Find x in the figure
A triangle has 2 angles. 35 and 40.
y is unknown
x is unknown
Determine the value of x if the angle has to add to 180°
In a triangle, the total sum of all angles is 180 degrees.
So, if you have 2 angles of 35 and 40 degrees, then you can find the third angle by subtracting the given angles from 180.
180 - 35 - 40 = 105 degrees.
So, x = 105 degrees.
To find the value of x, we need to determine the measure of the third angle of the triangle using the given angle measures of 35° and 40°.
We know that the sum of the angles in a triangle is 180°.
Let's assume that the third angle measure is y.

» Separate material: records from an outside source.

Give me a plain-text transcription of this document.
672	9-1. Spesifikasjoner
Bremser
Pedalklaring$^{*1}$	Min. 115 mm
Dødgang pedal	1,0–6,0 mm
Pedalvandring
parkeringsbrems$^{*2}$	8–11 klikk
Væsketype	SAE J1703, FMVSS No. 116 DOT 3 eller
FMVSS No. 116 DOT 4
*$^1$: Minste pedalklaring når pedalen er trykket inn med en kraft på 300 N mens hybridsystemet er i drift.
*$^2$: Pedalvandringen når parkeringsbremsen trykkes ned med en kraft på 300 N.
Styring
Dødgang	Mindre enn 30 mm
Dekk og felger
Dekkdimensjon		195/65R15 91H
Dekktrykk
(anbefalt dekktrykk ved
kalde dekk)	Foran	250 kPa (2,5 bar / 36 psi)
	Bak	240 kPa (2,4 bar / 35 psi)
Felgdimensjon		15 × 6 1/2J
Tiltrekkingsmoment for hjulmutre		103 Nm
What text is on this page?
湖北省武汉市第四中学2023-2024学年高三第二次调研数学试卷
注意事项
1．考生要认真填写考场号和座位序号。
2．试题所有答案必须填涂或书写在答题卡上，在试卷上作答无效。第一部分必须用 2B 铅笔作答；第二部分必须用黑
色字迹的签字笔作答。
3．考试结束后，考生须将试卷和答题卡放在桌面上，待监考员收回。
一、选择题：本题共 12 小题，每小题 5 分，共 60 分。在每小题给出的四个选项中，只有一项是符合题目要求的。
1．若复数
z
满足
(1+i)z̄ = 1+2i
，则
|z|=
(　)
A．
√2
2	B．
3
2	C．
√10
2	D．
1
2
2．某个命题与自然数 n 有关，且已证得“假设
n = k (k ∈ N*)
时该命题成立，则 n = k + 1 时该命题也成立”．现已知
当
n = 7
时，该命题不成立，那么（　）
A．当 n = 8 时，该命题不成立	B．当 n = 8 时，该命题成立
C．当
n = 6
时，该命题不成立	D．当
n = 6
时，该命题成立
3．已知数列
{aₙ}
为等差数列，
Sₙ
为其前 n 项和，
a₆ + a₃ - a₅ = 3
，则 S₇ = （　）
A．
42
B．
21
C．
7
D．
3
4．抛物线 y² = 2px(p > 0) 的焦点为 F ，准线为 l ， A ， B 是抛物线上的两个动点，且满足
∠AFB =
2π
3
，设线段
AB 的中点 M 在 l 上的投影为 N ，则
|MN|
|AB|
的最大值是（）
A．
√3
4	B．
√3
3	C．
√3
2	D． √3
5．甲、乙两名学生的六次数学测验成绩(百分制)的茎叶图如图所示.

Therefore, we can write the equation: 35° + 40° + y = 180°.
To find y, we'll isolate it on one side of the equation by subtracting 35° and 40° from both sides:
y = 180° - 35° - 40°.
Simplifying the right side of the equation:
y = 180° - 75°.
Calculating:
y = 105°.
So, the value of y is 105°.
To find x, we can use the fact that the sum of the angles in a triangle is 180°:
x + 35° + 105° = 180°.
Simplifying the equation:
x + 140° = 180°.
To isolate x, we'll subtract 140° from both sides:
x = 180° - 140°.
Calculating:
x = 40°.
Therefore, the value of x is 40°.
To find the value of x, we need to use the fact that the sum of the angles in a triangle is always 180 degrees.
Given that two angles of the triangle are 35 degrees and 40 degrees, let's denote the third angle as x.
To find the value of x, we can use the equation:
35 + 40 + x = 180
We can simplify this equation by adding the known angles:
75 + x = 180
Next, let's isolate x by subtracting 75 from both sides of the equation:
x = 180 - 75
Calculating the right side of the equation:
x = 105
Therefore, the value of x is 105 degrees.